Advogado que atuou na comissão que elaborou anteprojeto do novo Código Civil comenta avanços na legislação e na sociedade nas últimas duas décadas
O Código Civil Brasileiro, uma das normas mais essenciais que regem as relações privadas no país, completou 23 anos desde sua promulgação em 2002. Originalmente criado para substituir o Código de 1916, o atual código trouxe mudanças significativas à sociedade brasileira, adaptando-se a novas realidades sociais e econômicas. No entanto, dois anos depois de o Código de 2002 completar duas décadas de vigência, o debate sobre sua atualização voltou à tona, com um novo anteprojeto em tramitação no Senado. As transformações da sociedade, impulsionadas principalmente pela revolução digital e pelas mudanças nos valores familiares, evidenciam a necessidade de ajustes nas normas que regulamentam as relações pessoais, comerciais e jurídicas.
O advogado Carlos Vieira Filho, especialista em processo civil e um dos membros da comissão que elaborou o anteprojeto de revisão, destacou a necessidade de inovação nas áreas do direito digital, sucessões, família, garantias e questões empresariais. “Em 23 anos, a sociedade brasileira sofreu modificações profundas, o que exige uma resposta do ordenamento jurídico para as novas demandas”, afirmou Vieira.
Entre os principais pontos discutidos no anteprojeto estão a inclusão de questões tecnológicas, como o direito à proteção de dados e a regulamentação das interações com a inteligência artificial. A ausência de normas claras sobre contratos digitais e os desafios jurídicos relacionados aos bens digitais, como contas de redes sociais e arquivos na nuvem, são temas que têm ganhado relevância com o avanço da economia digital. A proposta busca conferir maior segurança jurídica, além de estabelecer responsabilidades claras em situações de danos causados por novas tecnologias.
O direito de família e sucessões também está sendo revisado. Um dos temas mais discutidos é a alteração nas normas relacionadas ao cônjuge sobrevivente na sucessão de bens. O anteprojeto propõe que o cônjuge deixe de ser herdeiro necessário, o que pode afetar as tradições de partilha de bens, especialmente quando há descendentes e ascendentes envolvidos. Por outro lado, o conceito de herança digital, que reconhece bens intangíveis como parte do espólio, também ganha destaque. As mudanças propostas trazem maior flexibilidade ao testador e buscam garantir que os bens digitais possam ser herdados, trazendo uma legislação mais moderna.

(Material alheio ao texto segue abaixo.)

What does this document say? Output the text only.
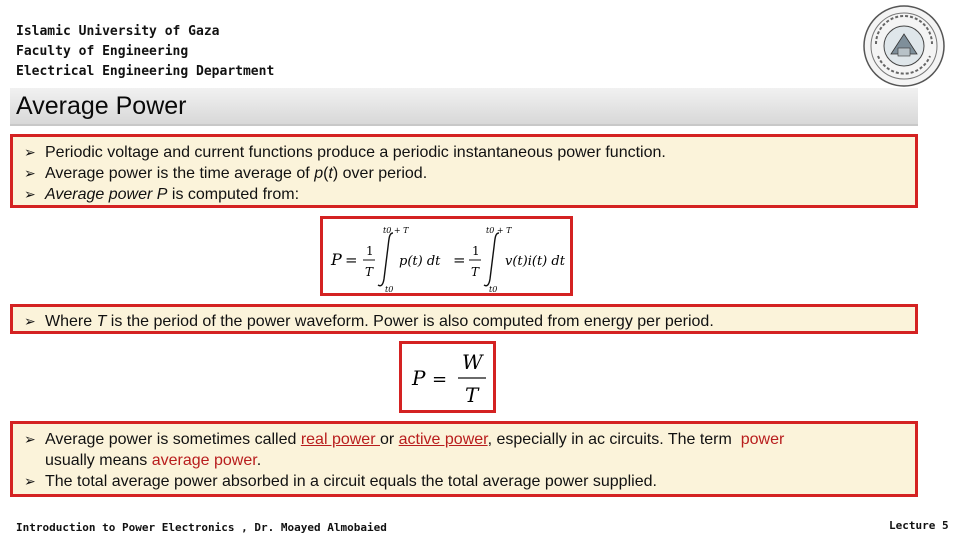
Islamic University of Gaza
Faculty of Engineering
Electrical Engineering Department
Average Power
➢ Periodic voltage and current functions produce a periodic instantaneous power function.
➢ Average power is the time average of p(t) over period.
➢ Average power P is computed from:
P = 1
T
t0 + T
t0
p(t) dt = 1
T
t0 + T
t0
v(t)i(t) dt
➢ Where T is the period of the power waveform. Power is also computed from energy per period.
P =
W
T
➢ Average power is sometimes called real power or active power, especially in ac circuits. The term  power
usually means average power.
➢ The total average power absorbed in a circuit equals the total average power supplied.
Introduction to Power Electronics , Dr. Moayed Almobaied	Lecture 5
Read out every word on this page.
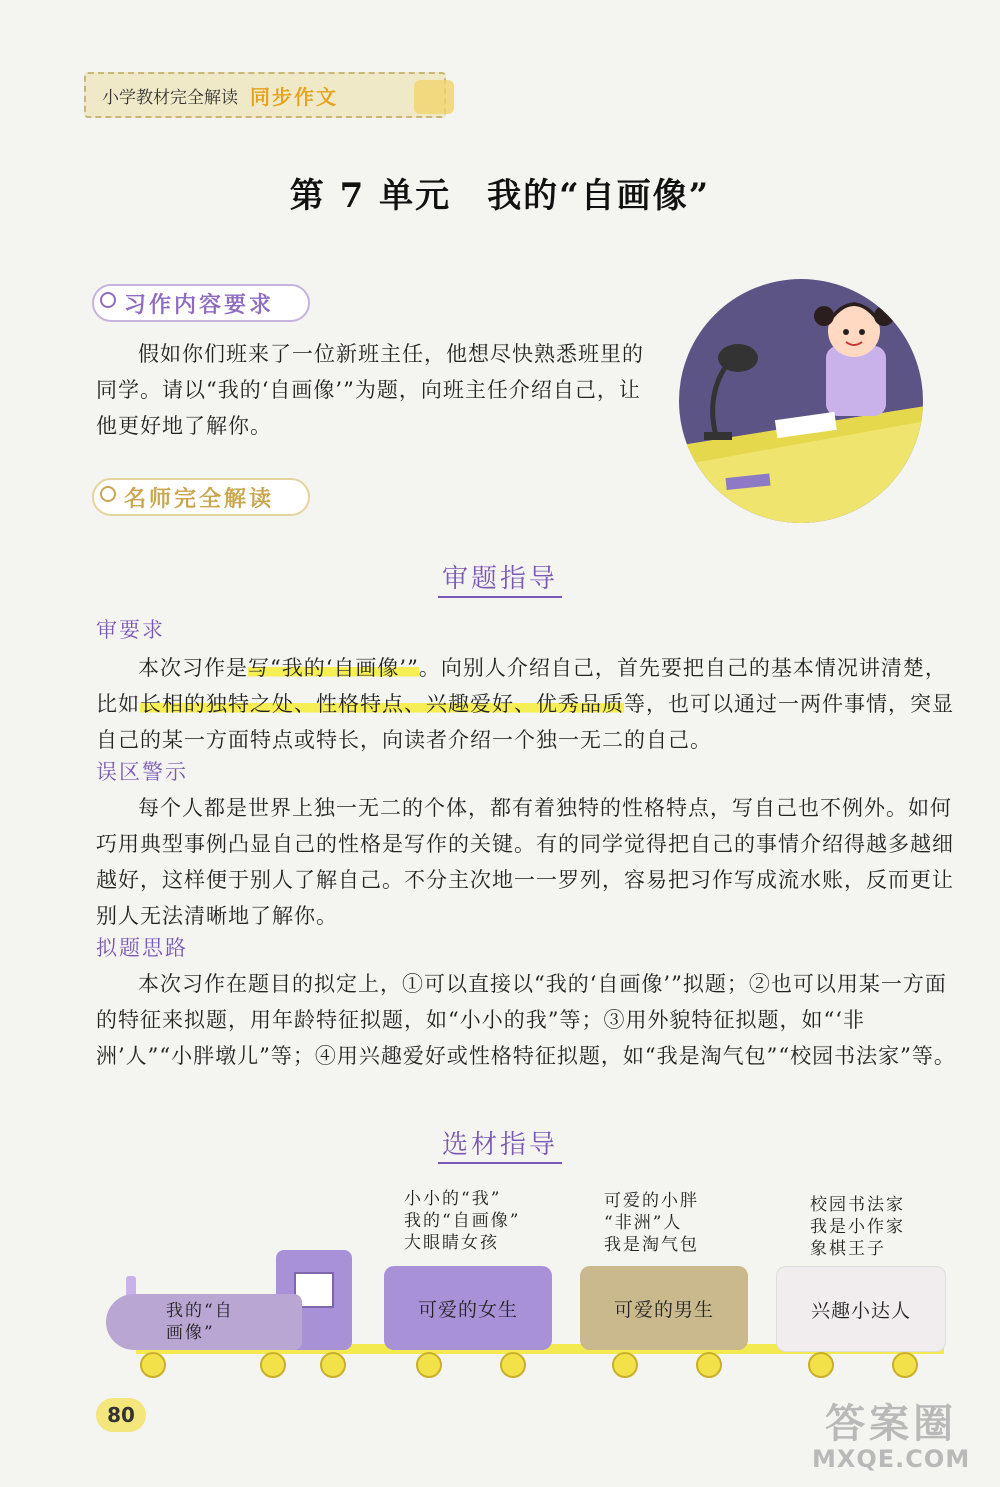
小学教材完全解读 同步作文
第 7 单元　我的“自画像”
习作内容要求
假如你们班来了一位新班主任，他想尽快熟悉班里的同学。请以“我的‘自画像’”为题，向班主任介绍自己，让他更好地了解你。
名师完全解读
审题指导
审要求
本次习作是写“我的‘自画像’”。向别人介绍自己，首先要把自己的基本情况讲清楚，比如长相的独特之处、性格特点、兴趣爱好、优秀品质等，也可以通过一两件事情，突显自己的某一方面特点或特长，向读者介绍一个独一无二的自己。
误区警示
每个人都是世界上独一无二的个体，都有着独特的性格特点，写自己也不例外。如何巧用典型事例凸显自己的性格是写作的关键。有的同学觉得把自己的事情介绍得越多越细越好，这样便于别人了解自己。不分主次地一一罗列，容易把习作写成流水账，反而更让别人无法清晰地了解你。
拟题思路
本次习作在题目的拟定上，①可以直接以“我的‘自画像’”拟题；②也可以用某一方面的特征来拟题，用年龄特征拟题，如“小小的我”等；③用外貌特征拟题，如“‘非洲’人”“小胖墩儿”等；④用兴趣爱好或性格特征拟题，如“我是淘气包”“校园书法家”等。
选材指导
我的“自
画像”
可爱的女生	可爱的男生	兴趣小达人
小小的“我”
我的“自画像”
大眼睛女孩
可爱的小胖
“非洲”人
我是淘气包
校园书法家
我是小作家
象棋王子
80	答案圈
MXQE.COM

Outro aspecto fundamental da revisão é a maior proteção aos animais. O anteprojeto reconhece os animais como “seres vivos sencientes”, o que significa que, para além de bens móveis, terão uma proteção jurídica própria contra maus-tratos e exploração. Isso representa uma mudança significativa na forma como os animais são tratados legalmente no Brasil, estabelecendo responsabilidades mais claras e reforçando a legislação em defesa do bem-estar animal.
Em termos de família, o anteprojeto segue uma linha mais inclusiva, propondo a ampliação do conceito de família para contemplar diferentes arranjos familiares, como as uniões homoafetivas. Além disso, simplifica o processo de divórcio e casamento, permitindo que algumas modificações no regime de bens possam ser feitas diretamente em cartórios, sem necessidade de homologação judicial.
O debate sobre essas mudanças, no entanto, não está isento de controvérsias. Alguns temas, como o reconhecimento dos direitos dos animais e a definição de novos arranjos familiares, podem encontrar resistência em determinados setores da sociedade, refletindo questões ideológicas que precisam ser equilibradas no Congresso Nacional.
O projeto de revisão está tramitando no Senado desde abril de 2024, e especialistas como Carlos Vieira Filho acreditam que, devido à sua complexidade, o processo de discussão e aprovação é demorado, mas essencial para que as novas normas atendam às necessidades da sociedade contemporânea.
Ao completar 23 anos, o Código Civil de 2002 já se mostra desafiado pelas rápidas transformações sociais. É provável que em um futuro próximo novas atualizações sejam necessárias, refletindo a velocidade das mudanças tecnológicas, econômicas e culturais.